End of my tether!

Posted , 5 users are following.

Well I've been gradually goung down hill since September despite meds and starting CBT.

Trying best to keep busy but finding it increasingly more difficult, prospect of doing anything fills me with anxiety but I do push on.

Starting to feel at a complete loss and only look forward to the end of the day when I can go to bed, constantly anxious and scared now because I see no way out or anything to be optimistic about.

Breakdown and cry a lot during the day.

GP reluctant to change AD meds which I can appreciate due to difficulties with switching, buspirone im not sure is working and Dr did say it was hit and miss but also don't like taking the diazepam.

My daughter is going yo phone Dr tomorrow and tell him she is worried about me because I'm just to scared to ring and feel I'm being a nuisance.

Just don't feel I'm getting anywhere or any signs of a light after 12 weeks of hell! 

Want to curse up and go to sleep for a long time! 

0 likes, 8 replies

8 Replies

  • Posted

    I know how you feel! I started new meds in September and I went to day hospital but I've slowly been getting worse. It's hard being on meds and going to therapy and not seeing a difference.. I sometimes feel guilty that I'm not improving, that I'm wasting their time.
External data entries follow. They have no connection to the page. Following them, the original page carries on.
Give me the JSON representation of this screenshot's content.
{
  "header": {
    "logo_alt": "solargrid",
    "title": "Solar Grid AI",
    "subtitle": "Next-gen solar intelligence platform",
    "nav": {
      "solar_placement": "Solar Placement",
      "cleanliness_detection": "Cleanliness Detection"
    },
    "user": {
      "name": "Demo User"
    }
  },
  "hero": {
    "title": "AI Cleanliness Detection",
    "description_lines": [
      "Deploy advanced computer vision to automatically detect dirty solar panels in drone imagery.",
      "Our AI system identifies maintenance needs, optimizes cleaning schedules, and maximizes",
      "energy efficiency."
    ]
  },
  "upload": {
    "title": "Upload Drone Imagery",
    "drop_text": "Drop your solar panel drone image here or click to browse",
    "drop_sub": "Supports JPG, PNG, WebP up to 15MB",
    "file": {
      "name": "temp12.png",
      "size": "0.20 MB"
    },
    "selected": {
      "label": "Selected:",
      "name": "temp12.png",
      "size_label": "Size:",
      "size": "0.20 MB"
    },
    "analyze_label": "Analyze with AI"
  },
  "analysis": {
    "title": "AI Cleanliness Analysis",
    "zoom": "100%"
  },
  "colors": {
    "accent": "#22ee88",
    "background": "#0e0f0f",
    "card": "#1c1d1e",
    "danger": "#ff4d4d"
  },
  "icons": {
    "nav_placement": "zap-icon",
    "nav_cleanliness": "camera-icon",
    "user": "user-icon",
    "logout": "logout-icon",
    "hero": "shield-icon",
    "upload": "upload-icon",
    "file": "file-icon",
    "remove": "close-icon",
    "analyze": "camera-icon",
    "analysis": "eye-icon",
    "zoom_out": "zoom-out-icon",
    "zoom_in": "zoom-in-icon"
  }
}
I feel scared too. Getting thoughts that things might not get better.. but I don't think I can handle this forever. 

    Something/someone will help us, surely! 

    • Posted

      Dear Amy, bless you.  You should not feel guilty that you are not improving, it is just taking a bit longer than you hoped.  don't despair, you will feel better soon.  Have faith in ytourself.  You are not wasing anyone's time, that is what they are there for. 

      Battle on dear lady, and soon the sun will shine again.

  • Posted

    Hi Aspinan,I'm sorry to hear you are having such a hard time. Life can be very unfair sometimes. How long have you been on Buspirone? I wonder if maybe they could add something to it,rather than switch your meds. I feel your pain,I started this particular bout of anxiety in June,and am still really struggling and feeling very hopeless. I'm a single mum with a 13 year old daughter and desperately want to be well for her sake,but am dreading Christmas. I too only look forward to curling up in bed come evening. I really hope the go helps you and the cbt starts to help too. Lots of love and hope. There is light at the end of the tunnel....we will get there 
  • Posted

    Hello.  I have been following your posts for a few weeks, and know that you have been struggling.  I am so very sorry.
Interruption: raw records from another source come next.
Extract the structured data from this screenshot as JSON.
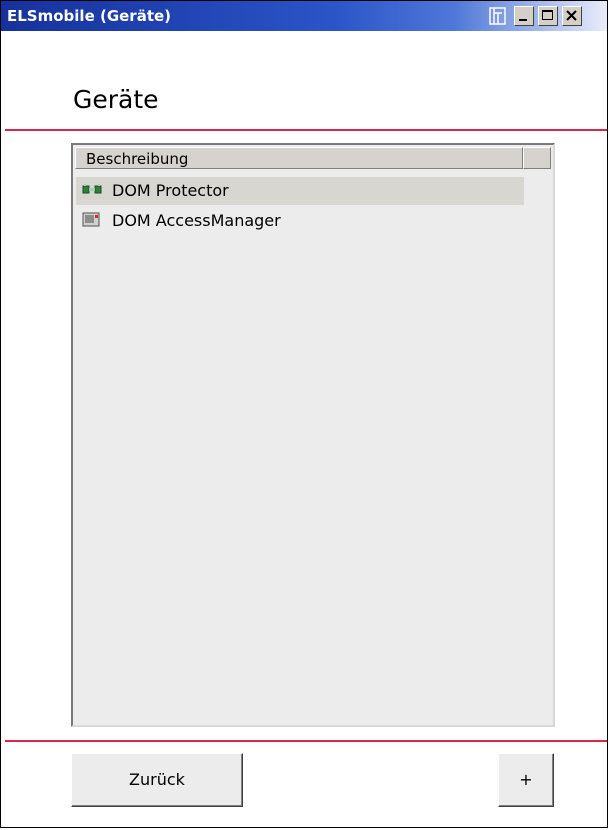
{
  "window": {
    "title": "ELSmobile (Geräte)",
    "controls": {
      "pin_icon": "pin-icon",
      "minimize_icon": "minimize-icon",
      "maximize_icon": "maximize-icon",
      "close_icon": "close-icon"
    }
  },
  "page": {
    "heading": "Geräte",
    "accent_color": "#d8264f"
  },
  "device_list": {
    "column_header": "Beschreibung",
    "items": [
      {
        "label": "DOM Protector",
        "icon": "protector-device-icon",
        "selected": true
      },
      {
        "label": "DOM AccessManager",
        "icon": "access-manager-device-icon",
        "selected": false
      }
    ]
  },
  "footer": {
    "back_label": "Zurück",
    "add_label": "+"
  }
}
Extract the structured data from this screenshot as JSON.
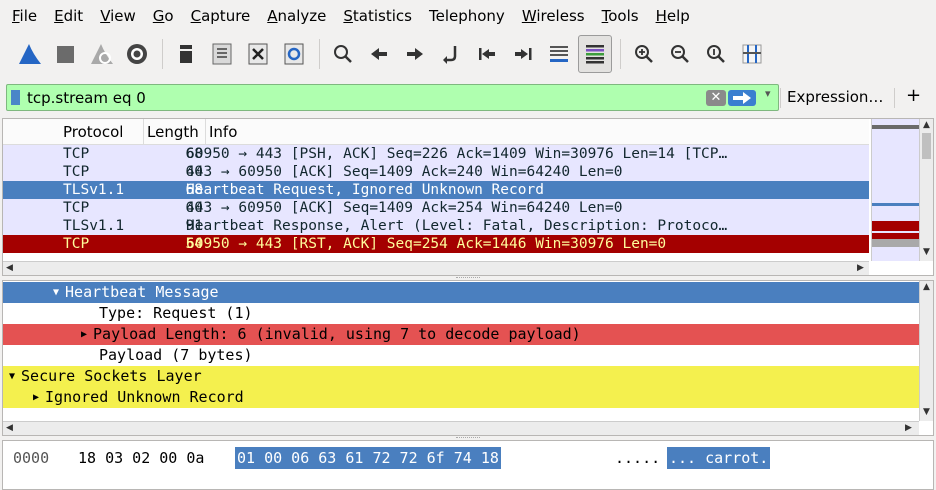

    I had great support from my daughter too.  She would come to the doctor with me and talk on my behalf, as I found it so difficult.  I could not phone doctor either.  Used to put the phone down each time.  Know how you feel about that. 
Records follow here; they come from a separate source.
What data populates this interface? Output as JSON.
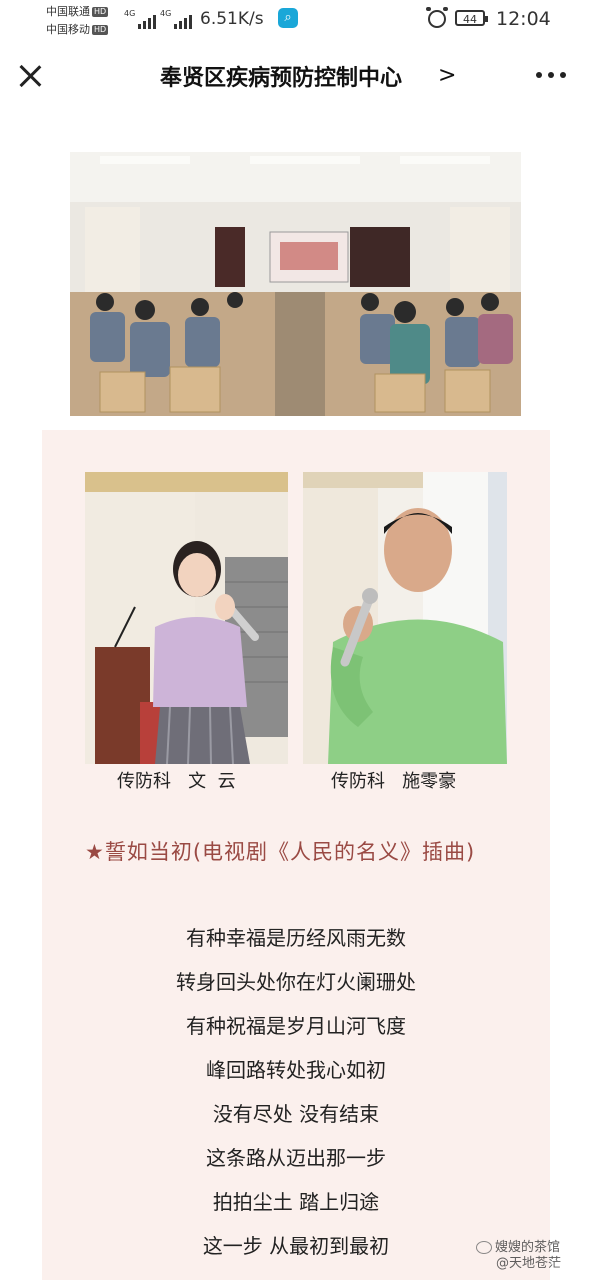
{
  "status_bar": {
    "carrier1": "中国联通",
    "carrier2": "中国移动",
    "hd_badge": "HD",
    "network_a": "4G",
    "network_b": "4G",
    "net_speed": "6.51K/s",
    "battery": "44",
    "time": "12:04"
  },
  "nav": {
    "title": "奉贤区疾病预防控制中心",
    "chevron": ">"
  },
  "captions": {
    "left": "传防科   文  云",
    "right": "传防科   施零豪"
  },
  "song": {
    "title": "★誓如当初(电视剧《人民的名义》插曲)",
    "lyrics": [
      "有种幸福是历经风雨无数",
      "转身回头处你在灯火阑珊处",
      "有种祝福是岁月山河飞度",
      "峰回路转处我心如初",
      "没有尽处 没有结束",
      "这条路从迈出那一步",
      "拍拍尘土 踏上归途",
      "这一步 从最初到最初"
    ]
  },
  "watermark": {
    "line1": "嫂嫂的茶馆",
    "line2": "@天地苍茫"
  },
  "icons": [
    "close-icon",
    "chevron-right-icon",
    "more-icon",
    "alarm-icon",
    "battery-icon",
    "search-app-icon",
    "weibo-icon"
  ]
}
    I had depression for over 20 years, and oh such a long hard struggle.  I have been as low as low can be.  I don't know where I found the strength to battle on.  I am a pensioner now, and am surprised I am still here sometimes. 

    Do you know what though, last year I stopped taking anti depressants.  Yes, I did.  Now for the first time in ages I am not on any medication.  Hurrah.  Long, long battle over so many years.  Overdose,psychiatric hospital, lost home, job, relationships.  I am still here and for the first time in ages feel things are getting better.

    I am just saying if an old dear like me can beat this awful illness called depression, it can be done.  Have faith in yourself.  You have the love of your family, and support, asnd that helps a great deal.

    I have been where you are many, many times.  You will find the strength, I know, because I did.

    God bless you, and care for you.  I am thinking of you.

    • Posted

      Thank you Anne (and everyone), I know I will eventually get there.

      As you probably know I've been here before and recovered but this episode is by far the hardest I've had to deal with.

      When I'm in a bad way especially mornings and mid afternoon I do think about what I can do to self harm or do something as a cry for help but I've promised my wife and kids I won't.

      i do get little glimpses of hope with a little relief from the anxiety and that nice feeling in the stomach which is lovely when it hapoens but is fleeting but I do hang on to it for as long as possible. 

      Was the psychiatric hospital any help for you or was it because of the overdose? It's shame so many of us have to suffer at home when many of us could do with a spell in a ward but not necessarily one which is for those with bi polar, schizophrenia etc as I'm told they are not nice places to be in.

       

    • Posted

      Every crisis is the worst one in our heads and yes I have thought that being in a ward is better than home but I was hospitalized three and a half years ago after having my daughter and they aren't a picnic but they do seem like a spa resort when going thru this 
    • Posted

      No overdose came after hospital.  When I was discharged from the hospital there was no follow up plan, and I felt bereft.  I asked to go back on a daily basis to attend group therapy.  I suppose I felt safe in the hospital, and the outside world scarier at first. That was a long time ago now.  Actually hospital can be difficult to deal with, like you say.

      Like you, had bad patches and surprised I am still here.